"The unfolding of your words gives light ..." (Psalm 119:130a)

Month: October 2011

Servants of the Gospel

“This is the gospel . . . of which I, Paul, have become a servant.” (Colossians 1:23, NIV)

We often speak of being servants of Christ, servants of God or even being servants of one another for Christ’s sake. But how often do we think of ourselves as servants of the gospel?

These words of Paul take my mind back to Luke’s words as he opens his Gospel. He spoke of men who were “servants of the word” (Luke 1:2).

What do servants do?

What they are told!

How do servants think?

As their master does!

How do servants spend their time?

In whatever way their master demands!

Ponder that again: servants of the gospel; servants of the word.

The gospel gives the orders. We rise and obey.

The gospel sends the signals. We watch, looking for our cues (“as the eyes of servants look to the hand of their master,” Psalm 123:2, ESV).

We jump at the gospel’s bidding.

The gospel is in charge.

The gospel determines.

The gospel issues assignments, tasks and duties.

The gospel determines where we live, how we live, under what conditions we live.

Aren’t those the things a master does?

Sounds strange, perhaps, to our American Christian ears. I wonder what would happen if we truly understood just how good the good news of the gospel really is? Perhaps we’d better understand the spiritual reflex of service which the gospel, rightly understood, woos from us.

Revival and Theology

What is the relationship between revival and rich theology? Between a fresh, heaven-sent outpouring of God’s Holy Spirit and doctrinal purity and precision? Between living faith and sound doctrine? Between spiritual experience and Biblical truth?

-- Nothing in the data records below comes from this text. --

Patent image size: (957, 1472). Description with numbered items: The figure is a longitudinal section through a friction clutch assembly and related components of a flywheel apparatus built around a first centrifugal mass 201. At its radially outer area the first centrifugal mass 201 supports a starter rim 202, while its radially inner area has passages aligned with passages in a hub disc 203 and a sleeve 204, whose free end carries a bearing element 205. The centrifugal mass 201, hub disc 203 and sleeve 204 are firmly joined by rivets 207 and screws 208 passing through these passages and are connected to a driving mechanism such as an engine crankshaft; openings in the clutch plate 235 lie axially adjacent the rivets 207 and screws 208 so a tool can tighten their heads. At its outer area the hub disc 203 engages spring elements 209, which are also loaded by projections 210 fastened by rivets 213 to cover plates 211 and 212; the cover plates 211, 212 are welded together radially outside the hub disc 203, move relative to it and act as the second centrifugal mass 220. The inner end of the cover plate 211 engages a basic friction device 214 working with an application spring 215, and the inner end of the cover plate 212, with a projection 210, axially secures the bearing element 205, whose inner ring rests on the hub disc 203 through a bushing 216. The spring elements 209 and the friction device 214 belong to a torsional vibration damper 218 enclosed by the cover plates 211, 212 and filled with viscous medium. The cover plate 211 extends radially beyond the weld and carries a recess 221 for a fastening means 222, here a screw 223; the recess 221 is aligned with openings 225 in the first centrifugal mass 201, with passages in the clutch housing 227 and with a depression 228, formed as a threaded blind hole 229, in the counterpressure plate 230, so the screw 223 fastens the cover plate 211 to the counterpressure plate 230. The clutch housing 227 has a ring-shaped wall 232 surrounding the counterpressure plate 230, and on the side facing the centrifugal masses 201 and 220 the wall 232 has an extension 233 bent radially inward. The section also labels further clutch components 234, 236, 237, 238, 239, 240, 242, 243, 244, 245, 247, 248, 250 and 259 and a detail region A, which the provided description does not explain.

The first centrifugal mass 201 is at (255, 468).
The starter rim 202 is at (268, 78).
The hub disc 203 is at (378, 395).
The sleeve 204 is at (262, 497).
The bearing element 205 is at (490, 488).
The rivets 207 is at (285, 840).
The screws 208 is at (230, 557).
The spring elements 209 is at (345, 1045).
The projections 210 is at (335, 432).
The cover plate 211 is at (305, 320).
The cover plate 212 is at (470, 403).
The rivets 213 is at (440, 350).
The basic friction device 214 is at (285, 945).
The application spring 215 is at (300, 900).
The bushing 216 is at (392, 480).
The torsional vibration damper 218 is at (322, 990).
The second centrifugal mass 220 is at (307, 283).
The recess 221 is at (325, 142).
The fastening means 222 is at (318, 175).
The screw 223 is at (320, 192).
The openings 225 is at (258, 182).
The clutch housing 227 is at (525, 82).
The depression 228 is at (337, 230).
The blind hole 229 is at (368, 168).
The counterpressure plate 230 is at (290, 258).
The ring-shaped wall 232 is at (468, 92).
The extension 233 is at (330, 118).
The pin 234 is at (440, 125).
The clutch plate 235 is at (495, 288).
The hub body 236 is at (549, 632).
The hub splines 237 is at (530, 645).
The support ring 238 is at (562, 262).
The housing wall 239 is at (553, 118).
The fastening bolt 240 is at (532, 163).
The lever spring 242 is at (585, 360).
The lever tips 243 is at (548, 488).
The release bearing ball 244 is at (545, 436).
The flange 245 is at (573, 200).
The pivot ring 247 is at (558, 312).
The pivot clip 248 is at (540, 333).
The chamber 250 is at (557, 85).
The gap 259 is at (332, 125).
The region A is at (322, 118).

Some seem to consider the two as polar opposites, working one against the other. If you try to bring the similarly charged ends of two magnets together and if the magnetic charge is not too great, you can intentionally hold the two together. But the moment you release your grip or let your attention wander they spin away from one another in opposite directions, repelled one from the other.

But is this a necessary relationship when it comes to revival and theology? Is this God’s doing? Is this God’s intention? Or is this something we’ve freighted both revival and theology with, something neither was designed to carry?

Paul repeatedly, especially in his later letters, makes a plea for “sound doctrine” (1 Tim. 4:6; 2 Tim. 4:3; Tit. 1:9; 2:1), “sound teaching” (1 Tim. 1:10), and “sound words” (1 Tim. 6:3; 2 Tim. 1:13).

By speaking of “the faithful word” (Tit. 1:9a) the Apostle underscores that fidelity is something essential to the nature of this “word.” But fidelity to what? Paul’s words imply a standing body of recognized truth which calls for loyalty and love, for allegiance and affection.

The trajectory of such logic is precisely correct for Paul says that “the faithful word” is “in accordance with” something he refers to simply as “the teaching” (1:9b). The literal word order of the Greek text is “the according-to-the-teaching faithful word.” The “word” under consideration is the one which jibes with what Paul and the other Apostles have taught (and is given to us by God in the pages of the New Testament). This differentiates it from the content of the false teachers (vv.10-16). Its conformity to the apostolic teaching is what makes this “the faithful word.” It is “faithful” in that it is in conformity to the apostolic teaching. But the adjective “faithful” is also qualifies “word.” Thus “the word” is qualified twice—this is not just any word, but the “faithful” one and that which distinguishes it as “faithful” is that it is “in accordance with the teaching.”

But this all sounds so, what shall we say, bookish? Dead? Sterile? So un-alive!

But this is a false echo, for “sound doctrine,” says Paul, is something that we are to be “nourished ” on (1 Tim. 4:6). That is to say, “sound doctrine” gives life! So revival and theology are not polar opposites after all! Indeed, the word translated “nourished” comes from the realm of parenthood and education. It is what parents strive to achieve in their children and what educators aim to produce in their pupils. They see a better future toward which they long to send their child or pupil, so they nourish them in the truth that will guide them to that future.

Revival will never be achieved by dotting our doctrinal i’s and cross our theological t’s. Church history, if nothing else, has taught us this. Scripture itself holds before us the persnickety Pharisees of Jesus’ day as an example of the deadness of such a pursuit. We cannot define our way into a movement of the Spirit. Let us be clear on this point.

But, with equal energy let us affirm that neither will we be revived by abandoning the diligent, collective, corporate pursuit of truth. Good, solid, Scriptural theology is not an ideal which would be nice to arrive at, but which is pragmatically impossible. As I argue vigorously in Revival in the Rubble, the Bible makes clear that genuine revival is always marked by a return to God’s Word with a ravenous hunger to know what He has said. Church history, I believe, will bear this out as well.

What we seek is truth to which our experience must bow and truth from which our experience must arise.